"Bob, I believe you are worsted, and you deserve it. All was smooth. Fortune had fallen in love with you. She had decreed you the first prize in her wheel—twenty thousand pounds; she only required that you should hold your hand out and take it. And what did you do? You called for a horse and rode a-hunting to Warwickshire. Your sweetheart—Fortune, I mean—was perfectly indulgent. She said, 'I'll excuse him; he's young.' She waited, like 'Patience on a monument,' till the chase was over and the vermin-prey run down. She expected you would come back then, and be a good lad. You might still have had her first prize.
"It capped her beyond expression, and me too, to find that, instead of thundering home in a breakneck gallop and laying your assize laurels at her feet, you coolly took coach up to London. What you have done there Satan knows; nothing in this world, I believe, but sat and sulked. Your face was never lily fair, but it is olive green now. You're not as bonny as you were, man."
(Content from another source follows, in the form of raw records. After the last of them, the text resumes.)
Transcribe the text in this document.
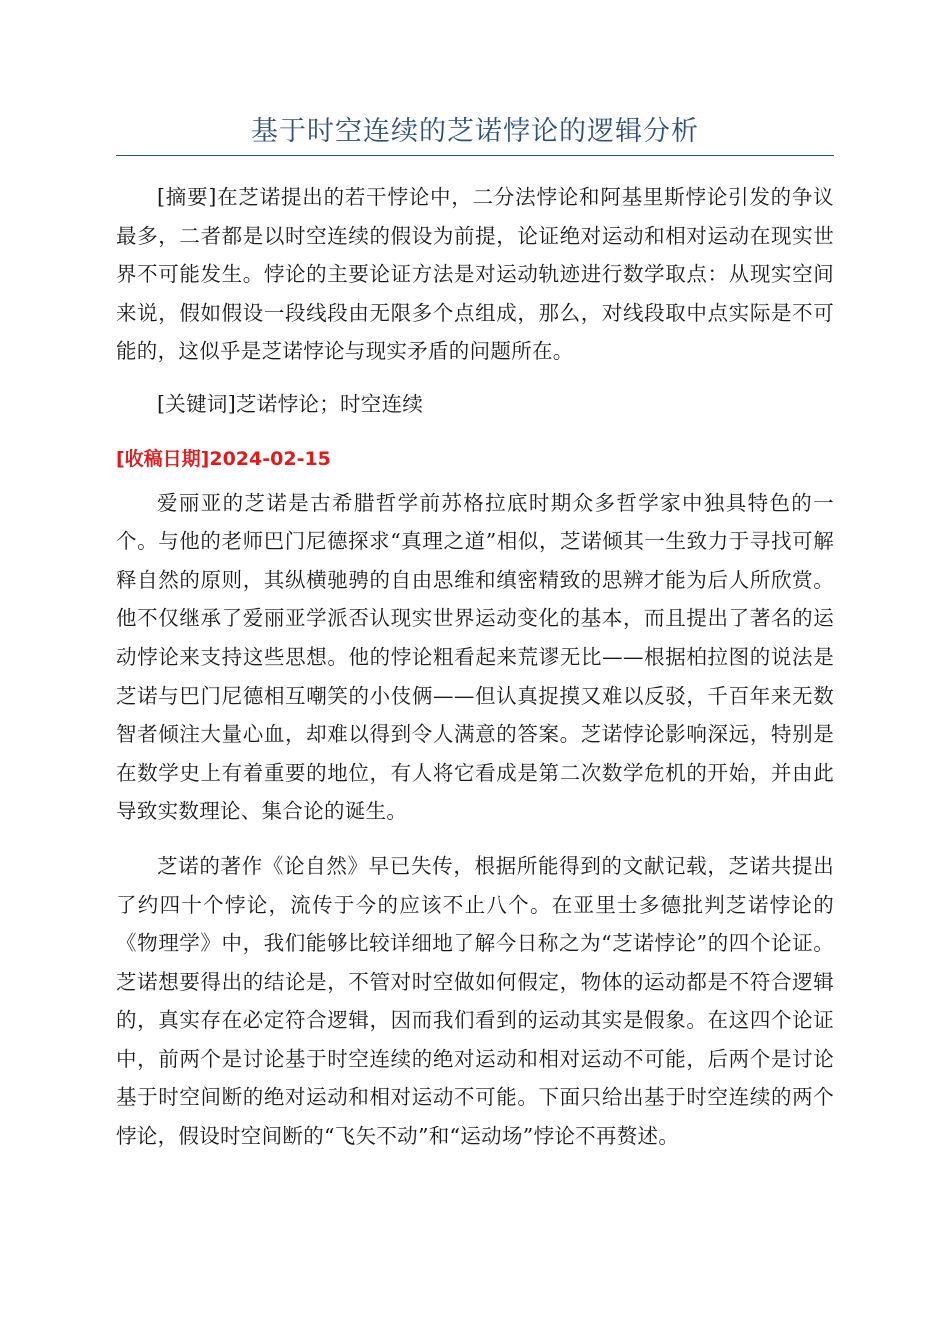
基于时空连续的芝诺悖论的逻辑分析

[摘要]在芝诺提出的若干悖论中，二分法悖论和阿基里斯悖论引发的争议最多，二者都是以时空连续的假设为前提，论证绝对运动和相对运动在现实世界不可能发生。悖论的主要论证方法是对运动轨迹进行数学取点：从现实空间来说，假如假设一段线段由无限多个点组成，那么，对线段取中点实际是不可能的，这似乎是芝诺悖论与现实矛盾的问题所在。

[关键词]芝诺悖论；时空连续

[收稿日期]2024-02-15

爱丽亚的芝诺是古希腊哲学前苏格拉底时期众多哲学家中独具特色的一个。与他的老师巴门尼德探求“真理之道”相似，芝诺倾其一生致力于寻找可解释自然的原则，其纵横驰骋的自由思维和缜密精致的思辨才能为后人所欣赏。他不仅继承了爱丽亚学派否认现实世界运动变化的基本，而且提出了著名的运动悖论来支持这些思想。他的悖论粗看起来荒谬无比——根据柏拉图的说法是芝诺与巴门尼德相互嘲笑的小伎俩——但认真捉摸又难以反驳，千百年来无数智者倾注大量心血，却难以得到令人满意的答案。芝诺悖论影响深远，特别是在数学史上有着重要的地位，有人将它看成是第二次数学危机的开始，并由此导致实数理论、集合论的诞生。

芝诺的著作《论自然》早已失传，根据所能得到的文献记载，芝诺共提出了约四十个悖论，流传于今的应该不止八个。在亚里士多德批判芝诺悖论的《物理学》中，我们能够比较详细地了解今日称之为“芝诺悖论”的四个论证。芝诺想要得出的结论是，不管对时空做如何假定，物体的运动都是不符合逻辑的，真实存在必定符合逻辑，因而我们看到的运动其实是假象。在这四个论证中，前两个是讨论基于时空连续的绝对运动和相对运动不可能，后两个是讨论基于时空间断的绝对运动和相对运动不可能。下面只给出基于时空连续的两个悖论，假设时空间断的“飞矢不动”和“运动场”悖论不再赘述。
"And who is to have this prize you talk so much about?"
"Only a baronet; that is all. I have not a doubt in my own mind you've lost her. She will be Lady Nunnely before Christmas."
"Hem! Quite probable."
"But she need not to have been. Fool of a lad! I swear you might have had her."
"By what token, Mr. Yorke?"
"By every token—by the light of her eyes, the red of her cheeks. Red they grew when your name was mentioned, though of custom they are pale."
"My chance is quite over, I suppose?"
"It ought to be. But try; it is worth trying. I call this Sir Philip milk and water. And then he writes verses, they say—tags rhymes. You are above that, Bob, at all events."